Dissolution device makes ‘dosage dumping’ a thing of the past, says Agilent

18-Nov-2010 - Last updated on 18-Jul-2013 at 10:53 GMT

Agilent Technologies has launched its 708-DS Dissolution Apparatus, a quality control instrument that can be set up for manual or automated applications to measure the release rate of an API over time.

The dissolution test measures the rate at which active pharmaceutical ingredients (API) dissolve and is a key indicator of the quality of the manufacturing process, says Agilent.

The company claims its device enables scientists to assess batch-to-batch performance, bioequivalency and other characteristics of compounds, maintaining consistent samples throughout the process and allowing global manufacturers to compare batches produced worldwide.

Allan Little, dissolution project manager at Agilent Technologies, told in-PharmaTechnologist the apparatus minimises variability and improves results, He said: “Many external variables could influence the outcome of the dissolution test. Precise centring of each individual dissolution vessel is just one way we have eliminated potential problems.

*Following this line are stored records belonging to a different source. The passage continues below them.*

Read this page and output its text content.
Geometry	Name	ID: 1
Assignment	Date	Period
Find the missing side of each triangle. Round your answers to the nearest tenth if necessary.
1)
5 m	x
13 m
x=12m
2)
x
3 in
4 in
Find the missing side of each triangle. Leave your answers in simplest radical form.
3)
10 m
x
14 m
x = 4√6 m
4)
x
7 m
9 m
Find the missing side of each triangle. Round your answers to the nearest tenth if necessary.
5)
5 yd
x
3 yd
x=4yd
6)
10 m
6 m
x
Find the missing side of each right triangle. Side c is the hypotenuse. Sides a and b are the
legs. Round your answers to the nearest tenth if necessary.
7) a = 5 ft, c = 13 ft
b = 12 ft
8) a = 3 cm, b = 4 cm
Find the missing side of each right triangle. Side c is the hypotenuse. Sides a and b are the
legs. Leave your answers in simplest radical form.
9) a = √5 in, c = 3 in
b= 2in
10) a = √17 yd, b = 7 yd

“The test should reveal information based on the dosage form, not the tester in which it was tested,” he added.

According to Little, dissolution is one of the required tests for each batch of a wide range of pharmaceutical products, with the exception of injectables and aerosols.

He said: “It is critical that a sufficient quantity of the API becomes bioavailable at the appropriate time to ensure the proper therapeutic outcome.” Similarly, it is also “important that dosage dumping does not occur,” he added.

Manual and automated models

The 708-DS Dissolution Apparatus is available as a basic manual model and with several automated configurations for high-throughput online sampling and online UV analysis.

Agilent says the platform, which conforms to international pharmacopeia specifications, boasts a range of optional capabilities including dosage dropping, – to automatically start a test – a motorised manifold for sample removal which promises no hydrodynamic disturbances, and temperature monitoring throughout a dissolution run.

As the firm says dissolution is a key test in the quality control (QC) and method development markets within the global pharma industry, it claims the number of tests performed is continuously rising in both market segments.

“The flexibility of the system will allow global companies to standardise on one platform,” said Little, adding “Agilent looks forward to continuing to drive innovation and discovery in the dissolution market.”